At that sacred moment of her death, my Dad was in the living room at the home, I was en route, driving and my sister not far behind me in her car. The lovely person  in attendance with Mom at the very moment of her last breath was Yerusalem, a very dear and loving caregiver. I'm so glad it was she who was in attendance. I so wanted to  be there, holding Mom's hand. I will regret always ignoring my instinct to stay the night and coming on home to sleep.  These are things that can never be undone.

Today on my drive to work, drops of rain fell from grey skies. Temperatures were in the low 50's. I thought about Mom and all of life that has been lived since her passing. I longed for her presence here and now. I longed for her advice, her wisdom; especially now when there is so much about my life's plan that has been upended.

I figure I will always miss her. Mom missed her mother decades after her death. This may be a loss from which we never fully recover.

I love you, Mom.


Tuesday, October 9, 2012

Monday, October 8, 2012

He's Meditating on It

Yesterday I shared the news with my 95 year old Dad.

"Laura is pregnant".

A slight, soft smile crossed his face; maybe a small chuckle.

"I guess this means she's getting married", he said.

And then I explained the rest of the story.
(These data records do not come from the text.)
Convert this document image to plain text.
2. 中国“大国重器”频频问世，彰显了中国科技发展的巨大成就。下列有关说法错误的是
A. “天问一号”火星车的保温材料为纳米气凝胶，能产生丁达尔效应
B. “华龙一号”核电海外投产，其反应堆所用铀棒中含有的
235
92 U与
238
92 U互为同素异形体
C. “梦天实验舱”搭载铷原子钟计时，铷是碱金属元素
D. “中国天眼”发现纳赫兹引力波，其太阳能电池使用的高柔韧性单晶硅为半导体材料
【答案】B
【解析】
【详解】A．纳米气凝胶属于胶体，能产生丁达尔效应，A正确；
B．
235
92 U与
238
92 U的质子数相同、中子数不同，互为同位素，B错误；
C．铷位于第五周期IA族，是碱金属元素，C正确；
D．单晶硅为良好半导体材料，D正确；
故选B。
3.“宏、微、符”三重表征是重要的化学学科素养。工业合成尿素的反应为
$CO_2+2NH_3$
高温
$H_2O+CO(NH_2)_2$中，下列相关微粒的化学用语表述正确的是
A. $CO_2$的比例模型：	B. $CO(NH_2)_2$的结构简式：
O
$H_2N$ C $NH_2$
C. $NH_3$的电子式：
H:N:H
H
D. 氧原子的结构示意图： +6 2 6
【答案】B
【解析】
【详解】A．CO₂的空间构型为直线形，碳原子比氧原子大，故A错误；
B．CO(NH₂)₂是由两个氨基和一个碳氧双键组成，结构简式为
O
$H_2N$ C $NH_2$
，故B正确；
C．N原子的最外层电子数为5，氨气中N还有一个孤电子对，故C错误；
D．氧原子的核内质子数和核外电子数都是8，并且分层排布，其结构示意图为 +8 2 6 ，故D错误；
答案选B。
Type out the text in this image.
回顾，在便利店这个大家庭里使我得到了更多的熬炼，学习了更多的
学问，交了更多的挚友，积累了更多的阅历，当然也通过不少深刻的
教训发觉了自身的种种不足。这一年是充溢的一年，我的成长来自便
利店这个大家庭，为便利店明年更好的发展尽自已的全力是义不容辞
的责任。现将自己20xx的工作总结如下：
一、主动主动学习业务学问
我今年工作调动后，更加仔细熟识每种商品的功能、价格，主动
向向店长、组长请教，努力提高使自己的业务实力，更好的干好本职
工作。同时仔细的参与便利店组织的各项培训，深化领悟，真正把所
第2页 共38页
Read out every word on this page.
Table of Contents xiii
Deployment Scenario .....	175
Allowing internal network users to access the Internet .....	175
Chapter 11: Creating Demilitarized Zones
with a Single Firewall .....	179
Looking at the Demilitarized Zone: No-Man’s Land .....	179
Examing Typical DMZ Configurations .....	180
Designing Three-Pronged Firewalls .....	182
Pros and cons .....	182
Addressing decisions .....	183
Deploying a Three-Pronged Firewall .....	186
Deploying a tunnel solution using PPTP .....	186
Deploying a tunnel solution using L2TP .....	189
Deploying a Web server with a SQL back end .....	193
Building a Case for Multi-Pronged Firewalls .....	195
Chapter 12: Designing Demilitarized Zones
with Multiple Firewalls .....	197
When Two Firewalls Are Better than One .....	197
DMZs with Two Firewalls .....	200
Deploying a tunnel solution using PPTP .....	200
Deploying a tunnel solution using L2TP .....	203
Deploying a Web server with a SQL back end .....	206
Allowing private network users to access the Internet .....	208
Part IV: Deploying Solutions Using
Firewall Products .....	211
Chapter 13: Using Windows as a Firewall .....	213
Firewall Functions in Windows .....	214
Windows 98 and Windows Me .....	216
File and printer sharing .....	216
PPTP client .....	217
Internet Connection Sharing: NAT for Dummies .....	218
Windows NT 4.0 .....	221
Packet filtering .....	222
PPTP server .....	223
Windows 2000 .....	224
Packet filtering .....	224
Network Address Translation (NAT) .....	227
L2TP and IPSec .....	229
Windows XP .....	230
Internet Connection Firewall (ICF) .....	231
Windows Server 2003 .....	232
He was thoughtful,  quiet, absorbing all that I told him. We sat together in silence. He wasn't upset. He wasn't overjoyed. He took it all in. He listened and ate a couple of York peppermint patties.

"I'm meditating.", he said. "I have a lot to think about."

I'll be interested in what his meditation brings forth over the coming weeks. He's such an honest man; honest but also thoughtful.

"She's a beautiful girl that Laura.", he added.



 

Saturday, October 6, 2012

When Dad Knows, It's Time for the World to Know.

Hearing aids serviced and best possible operating condition: check

Dad wearing both hearing aids: negative. He was wearing only one

Dad is a reasonably good mood: negative. He was cranky about the sore on his face, aggravated by "the way the girls on for the weekend shave me" and his burned out light bulb with no replacement in sight.

Dad and daughter visiting alone: negative. Laura wanted to go with me to visit her grandfather. "There's nothing else to do and going will distract me". (sigh)

One out of four requisites didn't cut it. Tomorrow may be a better day to let him know our news and be open to his response. I have no clue what he'll say but whatever it is, he'll (probably and hopefully) be honest and say what's on his heart even though he respects privacy (see last post).